German film success at Locarno
August 12, 2012Lore won the public prize - awarded to the best-received film to be screened in the Swiss town of Locarno's Piazza Grande during the festival.
The film portrays the plight of a group of siblings after the end of the Second World War in Germany. It depicts 14-year old Lore and her four brothers and sisters crossing the country, by this time divided into sectors, after their Nazi parents are taken away by the Allies. Director Cate Shortland made the film as a German-Australian-British coproduction.
Meanwhile, German director David Sieveking won the admiration of critics for Vergiss Mein Nicht (Forget Me Not) a documentary about his mother, Gretel, suffering from dementia. In the film - winner of the Critics' Week award - Sieveking moves in with his parents for a week to help to take some of the burden of care from his father.
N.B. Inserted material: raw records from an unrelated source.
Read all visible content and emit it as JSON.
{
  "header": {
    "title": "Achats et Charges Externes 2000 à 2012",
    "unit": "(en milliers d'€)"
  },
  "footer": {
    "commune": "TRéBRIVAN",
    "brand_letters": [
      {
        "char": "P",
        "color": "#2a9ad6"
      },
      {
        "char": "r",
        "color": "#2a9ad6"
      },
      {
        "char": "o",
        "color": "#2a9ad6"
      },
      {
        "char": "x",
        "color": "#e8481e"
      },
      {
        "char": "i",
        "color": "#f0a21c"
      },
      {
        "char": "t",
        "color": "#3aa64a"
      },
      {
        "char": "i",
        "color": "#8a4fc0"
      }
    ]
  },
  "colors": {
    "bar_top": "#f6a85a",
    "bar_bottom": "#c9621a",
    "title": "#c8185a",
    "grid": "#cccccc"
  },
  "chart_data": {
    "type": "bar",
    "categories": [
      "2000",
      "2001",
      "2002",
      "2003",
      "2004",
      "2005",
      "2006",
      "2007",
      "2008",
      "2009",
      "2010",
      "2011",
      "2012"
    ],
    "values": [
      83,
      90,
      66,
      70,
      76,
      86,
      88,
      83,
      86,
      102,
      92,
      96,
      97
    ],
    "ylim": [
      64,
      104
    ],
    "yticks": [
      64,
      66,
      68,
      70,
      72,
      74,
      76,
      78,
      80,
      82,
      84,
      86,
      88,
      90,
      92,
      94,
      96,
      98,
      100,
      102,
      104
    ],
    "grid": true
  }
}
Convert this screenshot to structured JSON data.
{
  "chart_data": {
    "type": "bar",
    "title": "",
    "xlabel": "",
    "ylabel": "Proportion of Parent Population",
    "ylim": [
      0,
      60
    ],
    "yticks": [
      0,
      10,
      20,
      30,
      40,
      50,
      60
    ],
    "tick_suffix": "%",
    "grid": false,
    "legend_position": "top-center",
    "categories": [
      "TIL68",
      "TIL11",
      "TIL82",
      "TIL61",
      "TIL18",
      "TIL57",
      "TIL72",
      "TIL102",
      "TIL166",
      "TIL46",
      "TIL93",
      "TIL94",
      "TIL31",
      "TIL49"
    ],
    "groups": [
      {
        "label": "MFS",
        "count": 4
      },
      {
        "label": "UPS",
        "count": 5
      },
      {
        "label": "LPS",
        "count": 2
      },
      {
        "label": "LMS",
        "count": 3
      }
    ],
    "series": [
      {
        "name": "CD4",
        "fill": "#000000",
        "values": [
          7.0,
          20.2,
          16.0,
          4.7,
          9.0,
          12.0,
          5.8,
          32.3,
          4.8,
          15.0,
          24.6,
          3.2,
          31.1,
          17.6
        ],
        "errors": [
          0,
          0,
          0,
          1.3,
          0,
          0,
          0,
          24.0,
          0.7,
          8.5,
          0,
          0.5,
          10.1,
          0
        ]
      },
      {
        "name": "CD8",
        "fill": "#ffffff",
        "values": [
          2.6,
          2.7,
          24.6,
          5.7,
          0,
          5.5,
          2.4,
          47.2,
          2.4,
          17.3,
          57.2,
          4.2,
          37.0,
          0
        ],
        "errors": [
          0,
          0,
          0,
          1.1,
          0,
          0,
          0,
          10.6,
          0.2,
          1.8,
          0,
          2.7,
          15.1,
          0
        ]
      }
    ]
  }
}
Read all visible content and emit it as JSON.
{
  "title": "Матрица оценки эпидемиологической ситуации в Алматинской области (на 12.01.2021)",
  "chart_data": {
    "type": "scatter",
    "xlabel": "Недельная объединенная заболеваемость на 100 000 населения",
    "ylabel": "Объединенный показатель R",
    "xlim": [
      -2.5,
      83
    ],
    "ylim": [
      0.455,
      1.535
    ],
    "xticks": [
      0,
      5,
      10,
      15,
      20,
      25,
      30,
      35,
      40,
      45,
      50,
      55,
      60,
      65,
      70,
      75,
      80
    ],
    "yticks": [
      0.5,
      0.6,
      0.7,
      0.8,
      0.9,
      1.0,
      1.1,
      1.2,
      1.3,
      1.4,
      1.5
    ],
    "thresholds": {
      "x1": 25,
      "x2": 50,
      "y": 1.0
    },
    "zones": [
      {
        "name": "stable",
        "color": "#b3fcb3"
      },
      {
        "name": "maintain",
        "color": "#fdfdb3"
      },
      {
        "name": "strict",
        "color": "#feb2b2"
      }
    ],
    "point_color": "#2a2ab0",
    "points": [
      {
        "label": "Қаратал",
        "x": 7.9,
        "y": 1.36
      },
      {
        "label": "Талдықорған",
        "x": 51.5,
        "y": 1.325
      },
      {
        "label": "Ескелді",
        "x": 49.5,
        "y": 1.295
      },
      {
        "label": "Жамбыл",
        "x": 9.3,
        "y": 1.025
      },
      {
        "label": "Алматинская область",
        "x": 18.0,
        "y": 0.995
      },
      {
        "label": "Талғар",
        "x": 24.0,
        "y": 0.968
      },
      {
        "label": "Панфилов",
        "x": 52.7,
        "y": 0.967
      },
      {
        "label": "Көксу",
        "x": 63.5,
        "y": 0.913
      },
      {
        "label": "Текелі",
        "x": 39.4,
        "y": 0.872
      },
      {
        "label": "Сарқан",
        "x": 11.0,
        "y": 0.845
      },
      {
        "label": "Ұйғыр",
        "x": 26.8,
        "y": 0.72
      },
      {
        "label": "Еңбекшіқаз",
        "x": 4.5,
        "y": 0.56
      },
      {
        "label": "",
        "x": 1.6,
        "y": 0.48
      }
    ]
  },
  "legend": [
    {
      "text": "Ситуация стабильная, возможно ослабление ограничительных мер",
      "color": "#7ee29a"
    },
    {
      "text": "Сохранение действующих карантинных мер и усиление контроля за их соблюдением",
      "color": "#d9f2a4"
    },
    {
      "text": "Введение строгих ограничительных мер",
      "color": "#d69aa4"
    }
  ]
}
As the highlight of the festival, the French film La Fille de Nulle Parte (The Girl From Nowhere) took the Golden Leopard prize, the top prize in the international competition.
The movie features Jean-Claude Brisseau, who was also the director, as a retired teacher living in Paris who gives shelter to a young woman running away from her partner.
There was a special prize for US director Bob Byington, for the movie Somebody Up There Likes Me, while Ying Liang won the best director prize for the South Korean-Chinese collaboration When Night Falls.
Some 300 films were shown as part of the festival, which has its annual slot between the major film showcases of Cannes in May, and Venice in late August.